Estaba por avanzar hacia la puerta cuando Paul regresó. Había tirado la rata.
—¿Quo vadis, baby? —preguntó juguetonamente. Fue a la puerta y la cerró con llave. Jeanne lo miró con una expresión mezcla de disgusto y agradecimiento. En realidad no quería irse.

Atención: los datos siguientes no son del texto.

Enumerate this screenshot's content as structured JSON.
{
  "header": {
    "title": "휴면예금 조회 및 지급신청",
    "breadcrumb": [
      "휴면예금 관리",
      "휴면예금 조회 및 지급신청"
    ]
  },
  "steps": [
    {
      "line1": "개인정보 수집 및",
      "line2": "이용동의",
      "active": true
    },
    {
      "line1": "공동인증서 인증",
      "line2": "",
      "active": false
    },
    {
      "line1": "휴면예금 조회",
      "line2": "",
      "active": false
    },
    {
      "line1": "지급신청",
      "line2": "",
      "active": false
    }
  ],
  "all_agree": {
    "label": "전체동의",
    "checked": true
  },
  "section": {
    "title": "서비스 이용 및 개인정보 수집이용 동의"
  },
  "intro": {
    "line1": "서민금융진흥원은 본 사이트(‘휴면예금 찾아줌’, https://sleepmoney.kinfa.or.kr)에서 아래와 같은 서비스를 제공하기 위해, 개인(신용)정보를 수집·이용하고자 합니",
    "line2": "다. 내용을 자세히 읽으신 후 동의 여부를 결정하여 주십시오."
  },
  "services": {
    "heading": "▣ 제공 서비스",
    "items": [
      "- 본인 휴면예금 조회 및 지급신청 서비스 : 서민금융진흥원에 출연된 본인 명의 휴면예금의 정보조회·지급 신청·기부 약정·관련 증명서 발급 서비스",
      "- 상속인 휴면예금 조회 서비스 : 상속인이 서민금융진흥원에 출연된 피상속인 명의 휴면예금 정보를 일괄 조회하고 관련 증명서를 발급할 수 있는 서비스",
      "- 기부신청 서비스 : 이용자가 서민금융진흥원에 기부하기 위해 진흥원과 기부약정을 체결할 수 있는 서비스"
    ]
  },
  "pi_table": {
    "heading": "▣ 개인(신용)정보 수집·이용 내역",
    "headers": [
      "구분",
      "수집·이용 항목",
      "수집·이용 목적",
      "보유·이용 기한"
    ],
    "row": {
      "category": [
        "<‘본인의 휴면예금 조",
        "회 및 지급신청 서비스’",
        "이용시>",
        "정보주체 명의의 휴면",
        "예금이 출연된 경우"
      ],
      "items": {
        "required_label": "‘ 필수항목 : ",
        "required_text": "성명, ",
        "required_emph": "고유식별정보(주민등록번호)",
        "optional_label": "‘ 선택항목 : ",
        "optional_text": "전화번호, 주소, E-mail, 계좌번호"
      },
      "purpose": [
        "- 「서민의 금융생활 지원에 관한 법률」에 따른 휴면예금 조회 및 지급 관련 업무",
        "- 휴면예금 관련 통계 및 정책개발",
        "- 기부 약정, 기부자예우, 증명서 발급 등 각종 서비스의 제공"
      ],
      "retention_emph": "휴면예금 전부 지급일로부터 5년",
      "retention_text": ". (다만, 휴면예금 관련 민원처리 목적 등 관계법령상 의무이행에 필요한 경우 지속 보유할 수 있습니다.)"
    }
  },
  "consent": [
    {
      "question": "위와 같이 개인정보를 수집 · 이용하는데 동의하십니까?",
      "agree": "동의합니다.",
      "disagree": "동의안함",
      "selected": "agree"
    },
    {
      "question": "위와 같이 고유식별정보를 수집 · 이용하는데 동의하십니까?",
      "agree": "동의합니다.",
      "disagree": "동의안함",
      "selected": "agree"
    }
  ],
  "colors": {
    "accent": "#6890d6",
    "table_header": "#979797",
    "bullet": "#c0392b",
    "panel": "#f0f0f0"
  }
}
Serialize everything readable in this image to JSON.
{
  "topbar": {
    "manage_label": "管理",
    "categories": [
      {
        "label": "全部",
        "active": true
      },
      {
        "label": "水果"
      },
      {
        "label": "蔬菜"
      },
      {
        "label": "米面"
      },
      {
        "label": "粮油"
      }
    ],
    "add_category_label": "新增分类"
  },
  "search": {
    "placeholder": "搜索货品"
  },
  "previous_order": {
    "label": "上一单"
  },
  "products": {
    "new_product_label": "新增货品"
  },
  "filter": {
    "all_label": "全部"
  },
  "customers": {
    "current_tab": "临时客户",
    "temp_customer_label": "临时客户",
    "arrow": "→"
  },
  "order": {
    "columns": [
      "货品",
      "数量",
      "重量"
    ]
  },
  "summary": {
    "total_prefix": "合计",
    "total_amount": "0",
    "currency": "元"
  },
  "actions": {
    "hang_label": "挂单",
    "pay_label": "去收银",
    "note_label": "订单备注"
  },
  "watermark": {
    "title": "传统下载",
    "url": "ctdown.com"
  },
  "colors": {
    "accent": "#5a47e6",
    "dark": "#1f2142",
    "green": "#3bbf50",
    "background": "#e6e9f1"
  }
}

—Alguien lo hizo a propósito —dijo mirando a Paul con suspicacia—. Lo puedo sentir. Es una advertencia, es el fin.
—Estás loca.
—Te lo tendría que haber dicho de inmediato —quería desafiar esa abrumadora seguridad masculina—. Me he enamorado de una persona.
—Oh, qué maravilla —dijo Paul con gesto burlón. Se adelantó y pasó las manos por la tela suave del vestido como si fuera un aguacate maduro. Sabes, vas a tener que sacarte esta porquería mojada.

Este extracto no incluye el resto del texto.